Main content area

Oleuropein induces mitochondrial biogenesis and decreases reactive oxygen species generation in cultured avian muscle cells, possibly via an up‐regulation of peroxisome proliferator‐activated receptor γ coactivator‐1α

Kikusato, Motoi, Muroi, Hikaru, Uwabe, Yuichiro, Furukawa, Kyohei, Toyomizu, Masaaki
Animal science journal = 2016 v.87 no.11 pp. 1371-1378
Olea europaea, adenosine triphosphate, biogenesis, birds, cytochrome-c oxidase, enzyme activity, epinephrine, gene expression, gene expression regulation, genes, leaves, mammals, mitochondria, myocytes, norepinephrine, oleuropein, oxidative phosphorylation, peroxisome proliferator-activated receptors, reactive oxygen species, secretion, superoxide dismutase
It has been shown that oleuropein, a phenolic compound in the fruit and leaves of the olive tree (Olea europaea) induces mammalian uncoupling protein 1 (UCP1) expression via an increased secretion of noradrenaline and adrenaline. This study investigated the effects of oleuropein on avian UCP (avUCP) expression as well as genes related to mitochondrial oxidative phosphorylation and biogenesis in cultured avian muscle cells, together with reactive oxygen species generation.

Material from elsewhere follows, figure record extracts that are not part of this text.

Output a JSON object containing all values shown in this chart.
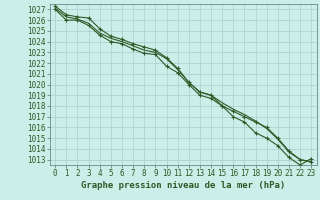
{
  "title": "Graphe pression niveau de la mer (hPa)",
  "bg_color": "#cceee8",
  "grid_color": "#aacccc",
  "line_color": "#2d5a27",
  "marker_color": "#2d5a27",
  "ylim": [
    1012.5,
    1027.5
  ],
  "xlim": [
    -0.5,
    23.5
  ],
  "yticks": [
    1013,
    1014,
    1015,
    1016,
    1017,
    1018,
    1019,
    1020,
    1021,
    1022,
    1023,
    1024,
    1025,
    1026,
    1027
  ],
  "xticks": [
    0,
    1,
    2,
    3,
    4,
    5,
    6,
    7,
    8,
    9,
    10,
    11,
    12,
    13,
    14,
    15,
    16,
    17,
    18,
    19,
    20,
    21,
    22,
    23
  ],
  "series": [
    [
      1027.3,
      1026.5,
      1026.3,
      1026.2,
      1025.2,
      1024.5,
      1024.2,
      1023.8,
      1023.5,
      1023.2,
      1022.5,
      1021.5,
      1020.2,
      1019.3,
      1019.0,
      1018.0,
      1017.5,
      1017.0,
      1016.5,
      1016.0,
      1015.0,
      1013.8,
      1013.0,
      1012.8
    ],
    [
      1027.1,
      1026.3,
      1026.1,
      1025.7,
      1024.8,
      1024.3,
      1024.0,
      1023.6,
      1023.2,
      1023.0,
      1022.4,
      1021.4,
      1020.2,
      1019.3,
      1019.0,
      1018.3,
      1017.7,
      1017.2,
      1016.6,
      1015.9,
      1014.9,
      1013.7,
      1013.0,
      1012.8
    ],
    [
      1027.0,
      1026.0,
      1026.0,
      1025.5,
      1024.6,
      1024.0,
      1023.8,
      1023.3,
      1022.9,
      1022.8,
      1021.7,
      1021.1,
      1020.0,
      1019.0,
      1018.7,
      1018.0,
      1017.0,
      1016.5,
      1015.5,
      1015.0,
      1014.3,
      1013.2,
      1012.5,
      1013.1
    ]
  ],
  "has_markers": [
    true,
    false,
    true
  ],
  "marker_size": 2.5,
  "line_width": 0.8,
  "tick_fontsize": 5.5,
  "title_fontsize": 6.5
}
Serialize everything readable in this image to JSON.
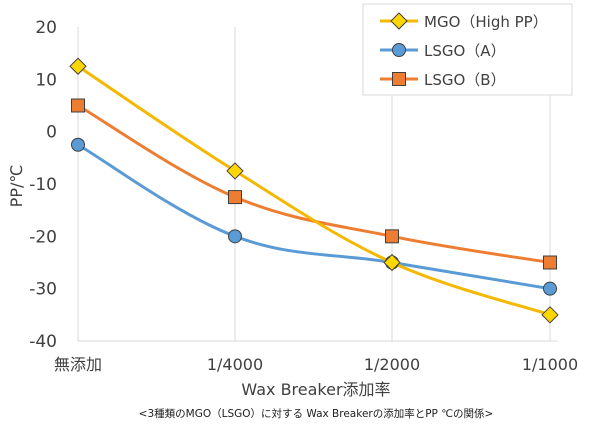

Oleuropein induced avUCP as well as peroxisome proliferator‐activated receptor γ coactivator‐1α (PGC‐1α), nuclear respiratory factor‐1 (NRF1), mitochondrial transcription factor A (TFAM) and ATP5a1 (a component of mitochondrial adenosine triphosphate synthase) gene expression and cytochrome c oxidase activity, indicating the induction of mitochondrial biogenesis. Sirtuin‐1 (SIRT1) gene expression was also up‐regulated by this compound, which could contribute to an increase in PGC‐1α activity. Oleuropein suppressed the level of superoxide generation per mitochondrion, possibly via the up‐regulation of avUCP and manganese superoxide dismutase (MnSOD) expression. Based on these findings, this study is the first to show that oleuropein may induce avUCP expression in avian muscle cells independent of the catecholamines, in which PGC‐1α may be involved.